If your property is your primary residence you may choose to have your trustees sell the property and distribute the proceeds equally between your children. If your children are still minors the home can be kept in trust for them to live in with their guardians, or until they come of age and choose to sell the property and split the proceeds. Furthermore, if you are married or in a committed relationship, “It’s not uncommon… for bequests to include a provision allowing a surviving spouse to stay in the home until they die or move out, and then convey the home to children or sell it.”
If your property is a vacation home you can have the deed held by the trust itself, with your children as trustees. This gives your loved ones the opportunity to keep the property in the family for as long as they would choose to use it, with no one person having more ownership or responsibility than another. Alternatively, through a trust you can “give a named heir the option to purchase the home and, if he or she declines, this option is then conveyed to a second named heir and so on. ‘These options can keep going down to other children or descendants.’”

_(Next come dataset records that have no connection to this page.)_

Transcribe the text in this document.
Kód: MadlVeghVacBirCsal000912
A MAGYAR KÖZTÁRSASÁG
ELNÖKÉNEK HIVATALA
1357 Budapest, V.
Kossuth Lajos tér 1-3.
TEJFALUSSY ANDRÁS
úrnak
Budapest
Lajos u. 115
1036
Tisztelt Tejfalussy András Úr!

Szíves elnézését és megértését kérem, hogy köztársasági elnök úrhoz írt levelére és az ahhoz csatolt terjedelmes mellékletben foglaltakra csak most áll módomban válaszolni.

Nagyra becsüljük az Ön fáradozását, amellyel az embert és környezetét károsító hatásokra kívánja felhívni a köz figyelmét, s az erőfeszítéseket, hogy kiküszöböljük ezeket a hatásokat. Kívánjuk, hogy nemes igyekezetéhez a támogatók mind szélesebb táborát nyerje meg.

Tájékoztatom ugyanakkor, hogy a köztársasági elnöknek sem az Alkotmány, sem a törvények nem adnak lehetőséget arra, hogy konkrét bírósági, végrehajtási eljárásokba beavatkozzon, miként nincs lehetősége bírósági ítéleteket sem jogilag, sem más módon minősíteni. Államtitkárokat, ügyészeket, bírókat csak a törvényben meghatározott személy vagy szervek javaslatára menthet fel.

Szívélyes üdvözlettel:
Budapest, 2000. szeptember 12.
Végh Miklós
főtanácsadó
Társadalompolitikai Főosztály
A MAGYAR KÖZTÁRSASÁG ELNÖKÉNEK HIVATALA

If your property has been in your family for generations you can use a trust to specify that ownership or trusteeship passes down through a family line, protecting the property from the effects of possible divorce or remarriage. “It could transfer the house to one or more family members, for example, with instructions that the home is never to be sold or must stay within the family under certain terms. Such a trust will continue to exist after your death and your appointed trustee will have continuing obligations.”
If your property is a second or third property you may wish to donate the property itself—or the proceeds from the sale of the property—to a favorite charity. A trust can be used to “convey the home or instruct the trustee to sell it and donate the proceeds to the named charity. The trust also could include provisions to allow a surviving spouse or other family members to use the residence for a period and then convey it to the charity.”